The star of that QPR team was another splendid maverick, Stan Bowles, briefly with Manchester City, a northerner who would emphatically make his name in London. Bowles, taking over, where that other, supreme maverick Rodney Marsh had left off, had a glorious left foot, where Marsh had succeeded with his right. Bowles was endlessly elusive. A superb ball player, as indeed was Marsh, capable of scoring spectacular solo goals, but always ready to create them for his colleagues. He played only five times for England and alas it never really worked out. There was a notorious occasion when he was substituted at half time in a match at Wembley and walked straight out of the stadium, making for the old greyhound stadium at White City, just across the way from QPR's Loftus Road Stadium. There he was followed by a press photographer who was duly punched by one of Bowles's less reputable friends. For Bowles, betting was in the blood: he was constantly in and out of the betting shops around the QPR stadium in Shepherd's Bush. One of his teammates once told me that sooner or later, he expected he'd be found dead in a doorway. Fortunately, however, this hasn't happened.
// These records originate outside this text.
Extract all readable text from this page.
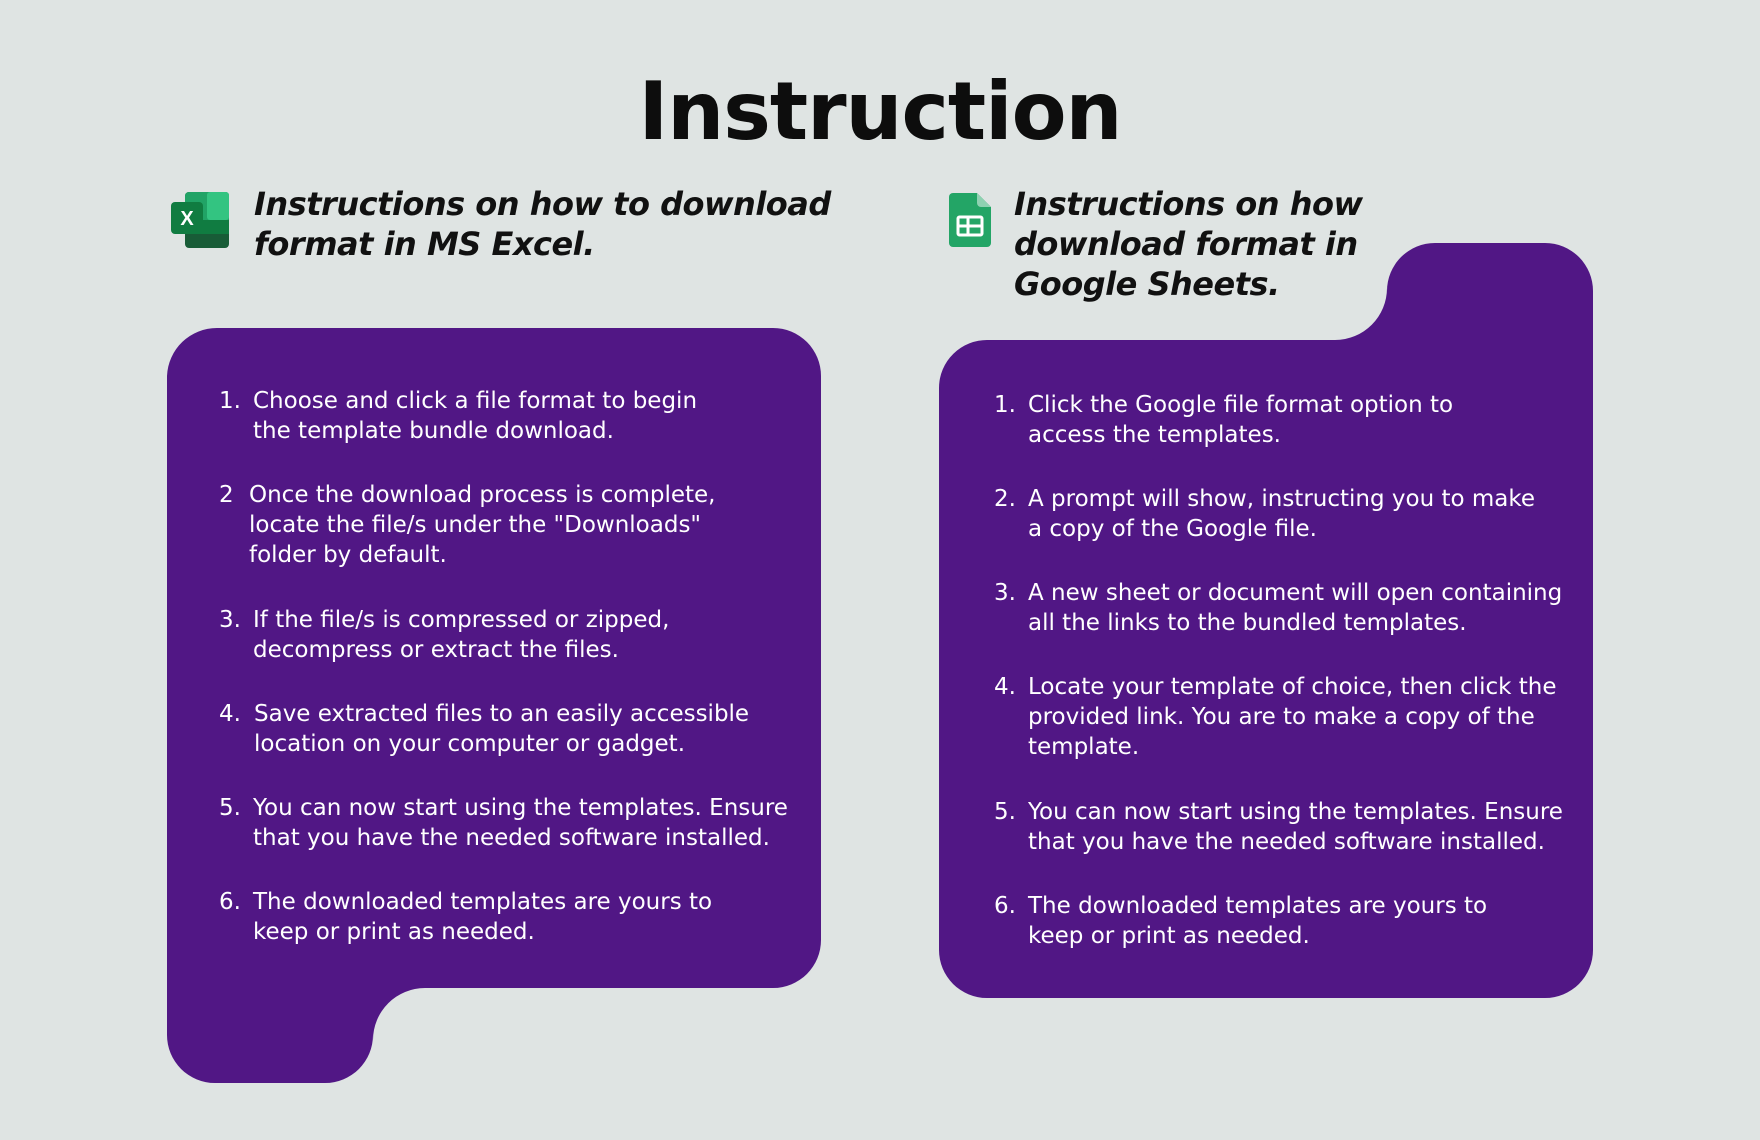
Instruction
X Instructions on how to download
format in MS Excel.
Instructions on how
download format in
Google Sheets.
1. Choose and click a file format to begin
the template bundle download.
2 Once the download process is complete,
locate the file/s under the "Downloads"
folder by default.
3. If the file/s is compressed or zipped,
decompress or extract the files.
4. Save extracted files to an easily accessible
location on your computer or gadget.
5. You can now start using the templates. Ensure
that you have the needed software installed.
6. The downloaded templates are yours to
keep or print as needed.
1. Click the Google file format option to
access the templates.
2. A prompt will show, instructing you to make
a copy of the Google file.
3. A new sheet or document will open containing
all the links to the bundled templates.
4. Locate your template of choice, then click the
provided link. You are to make a copy of the
template.
5. You can now start using the templates. Ensure
that you have the needed software installed.
6. The downloaded templates are yours to
keep or print as needed.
Marsh by contrast was and is a Londoner though born a small distance away in Hatfield. Powerfully built, standing six foot and weighing over twelve stone, he had the strength to go with his exceptional ball skills. He'd begun at Fulham where those skills were evident enough but Fulham rashly let him move a few miles away to Shepherd's Bush where he truly flourished. He was another player who could conjure goals out of nowhere, had a fierce right footed shot and was a no mean competitor in the air. He made nine appearances for England, first when at QPR, then when he went to Manchester City. An ill-judged transfer effected by City's flamboyant ultra Londoner manager, Malcolm Allison. In enlisting Marsh he broke up the pattern of the team, excluding the popular and influential skipper and right half Mike Doyle. So Rodney never showed his best in Manchester, ironically enough Bowles' city of birth, where City had been his original club. Somehow or other, though, Marsh never showed his true talents with England.